At its November 15 meeting, FERC announced three decisions awarding several incentive mechanisms to transmission developers.  The orders were issued in response to requests from Southern California Edison Company (SCE), Baltimore Gas & Electric Company (BG&E), and Pepco Holdings, Inc. (PHI), and were among the first substantive decisions since FERC's transmission incentive rulemaking order earlier this year, Order No. 679.  To transmission developers who can show their projects would ensure reliability or reduce transmission congestion that decision, Order No. 679 proposed to provide increased transmission rate incentives, such as higher Returns on Equity (ROE), adders to the rate basis, and inclusion of 100% of Construction Work in Progress (CWIP) and abandoned facilities in rate base.  The transmission developers, in order to qualify, must demonstrate a "nexus" between the incentives sought and the investment being made, i.e., the applicant must show that the incentives are rationally related to the investments being proposed.

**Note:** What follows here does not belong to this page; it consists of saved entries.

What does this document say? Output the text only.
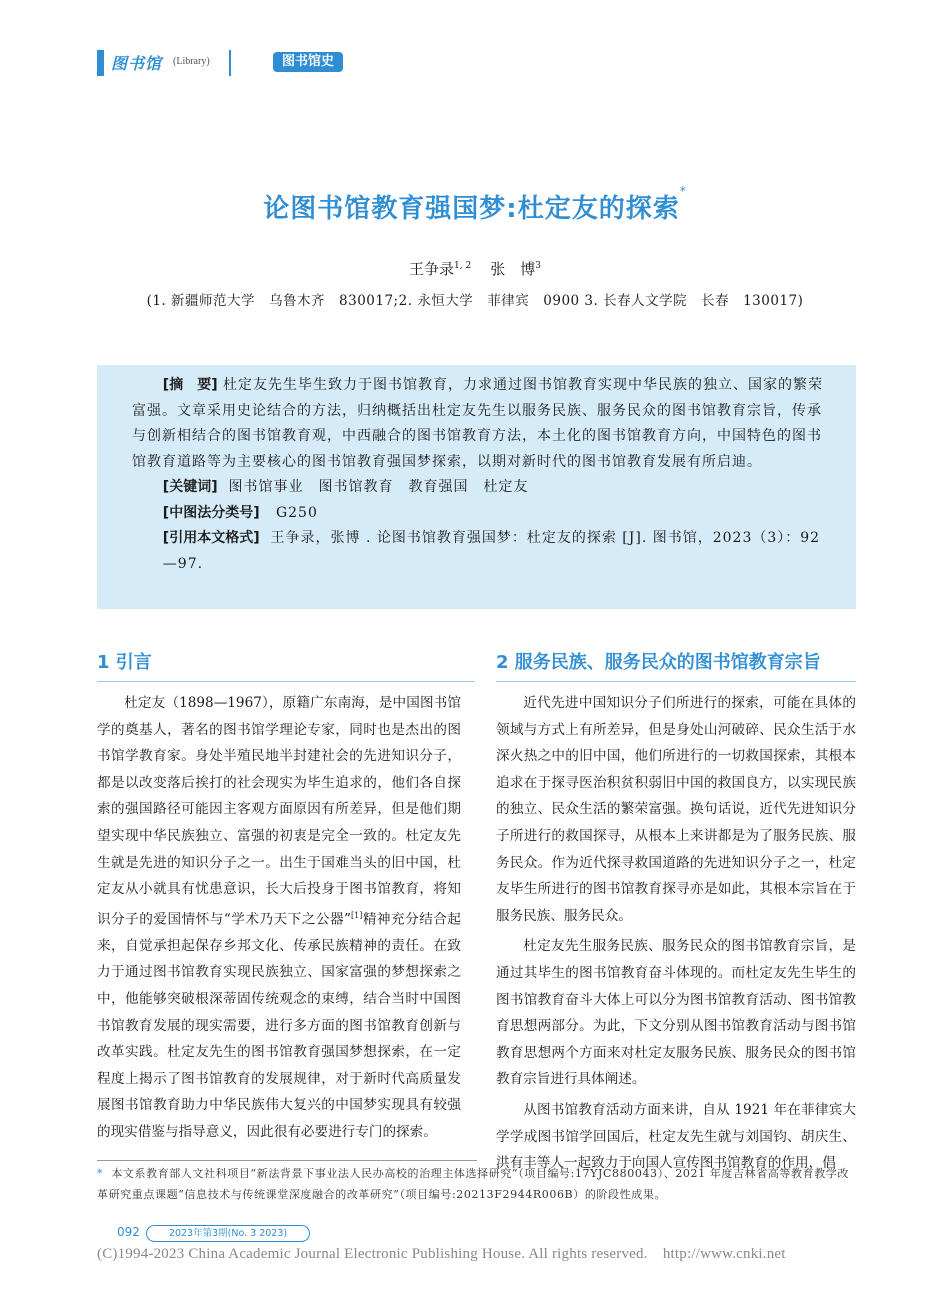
图书馆 (Library)	图书馆史
论图书馆教育强国梦:杜定友的探索*
王争录$^{1, 2}$ 张　博$^3$
(1. 新疆师范大学　乌鲁木齐　830017;2. 永恒大学　菲律宾　0900 3. 长春人文学院　长春　130017)

[摘　要] 杜定友先生毕生致力于图书馆教育，力求通过图书馆教育实现中华民族的独立、国家的繁荣富强。文章采用史论结合的方法，归纳概括出杜定友先生以服务民族、服务民众的图书馆教育宗旨，传承与创新相结合的图书馆教育观，中西融合的图书馆教育方法，本土化的图书馆教育方向，中国特色的图书馆教育道路等为主要核心的图书馆教育强国梦探索，以期对新时代的图书馆教育发展有所启迪。

[关键词] 图书馆事业　图书馆教育　教育强国　杜定友

[中图法分类号] G250

[引用本文格式] 王争录，张博 . 论图书馆教育强国梦：杜定友的探索 [J]. 图书馆，2023（3）：92—97.

1 引言	2 服务民族、服务民众的图书馆教育宗旨

杜定友（1898—1967），原籍广东南海，是中国图书馆学的奠基人，著名的图书馆学理论专家，同时也是杰出的图书馆学教育家。身处半殖民地半封建社会的先进知识分子，都是以改变落后挨打的社会现实为毕生追求的，他们各自探索的强国路径可能因主客观方面原因有所差异，但是他们期望实现中华民族独立、富强的初衷是完全一致的。杜定友先生就是先进的知识分子之一。出生于国难当头的旧中国，杜定友从小就具有忧患意识，长大后投身于图书馆教育，将知识分子的爱国情怀与“学术乃天下之公器”[1]精神充分结合起来，自觉承担起保存乡邦文化、传承民族精神的责任。在致力于通过图书馆教育实现民族独立、国家富强的梦想探索之中，他能够突破根深蒂固传统观念的束缚，结合当时中国图书馆教育发展的现实需要，进行多方面的图书馆教育创新与改革实践。杜定友先生的图书馆教育强国梦想探索，在一定程度上揭示了图书馆教育的发展规律，对于新时代高质量发展图书馆教育助力中华民族伟大复兴的中国梦实现具有较强的现实借鉴与指导意义，因此很有必要进行专门的探索。

近代先进中国知识分子们所进行的探索，可能在具体的领域与方式上有所差异，但是身处山河破碎、民众生活于水深火热之中的旧中国，他们所进行的一切救国探索，其根本追求在于探寻医治积贫积弱旧中国的救国良方，以实现民族的独立、民众生活的繁荣富强。换句话说，近代先进知识分子所进行的救国探寻，从根本上来讲都是为了服务民族、服务民众。作为近代探寻救国道路的先进知识分子之一，杜定友毕生所进行的图书馆教育探寻亦是如此，其根本宗旨在于服务民族、服务民众。

杜定友先生服务民族、服务民众的图书馆教育宗旨，是通过其毕生的图书馆教育奋斗体现的。而杜定友先生毕生的图书馆教育奋斗大体上可以分为图书馆教育活动、图书馆教育思想两部分。为此，下文分别从图书馆教育活动与图书馆教育思想两个方面来对杜定友服务民族、服务民众的图书馆教育宗旨进行具体阐述。

从图书馆教育活动方面来讲，自从 1921 年在菲律宾大学学成图书馆学回国后，杜定友先生就与刘国钧、胡庆生、洪有丰等人一起致力于向国人宣传图书馆教育的作用，倡

* 本文系教育部人文社科项目“新法背景下事业法人民办高校的治理主体选择研究”（项目编号:17YJC880043）、2021 年度吉林省高等教育教学改革研究重点课题“信息技术与传统课堂深度融合的改革研究”（项目编号:20213F2944R006B）的阶段性成果。
092	2023年第3期(No. 3 2023)
(C)1994-2023 China Academic Journal Electronic Publishing House. All rights reserved.　http://www.cnki.net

Two of the instant orders provided incentives for companies seeking to construct new facilities in the transmission-constrained Southern California and Mid-Atlantic regions.  SCE is building several projects in Southern California:  the Devers-Palo Verde II Project, which consists of two transmission lines; the Rancho Vista Project, which includes a new 500 kV substation; and the Tehachapi Project, which consists of over 200 miles of transmission lines and three new substations and will be used to bring renewable energy (predominantly wind) onto SCE's transmission system.  In its order, FERC found that SCE had satisfied the "nexus" standard of Order No. 679.  The agency went on to allow a 125-basis point ROE incentive for the Devers-Palo Verde II and Tehachapi Projects, and a 75-basis point ROE incentive for the Rancho Vista Project.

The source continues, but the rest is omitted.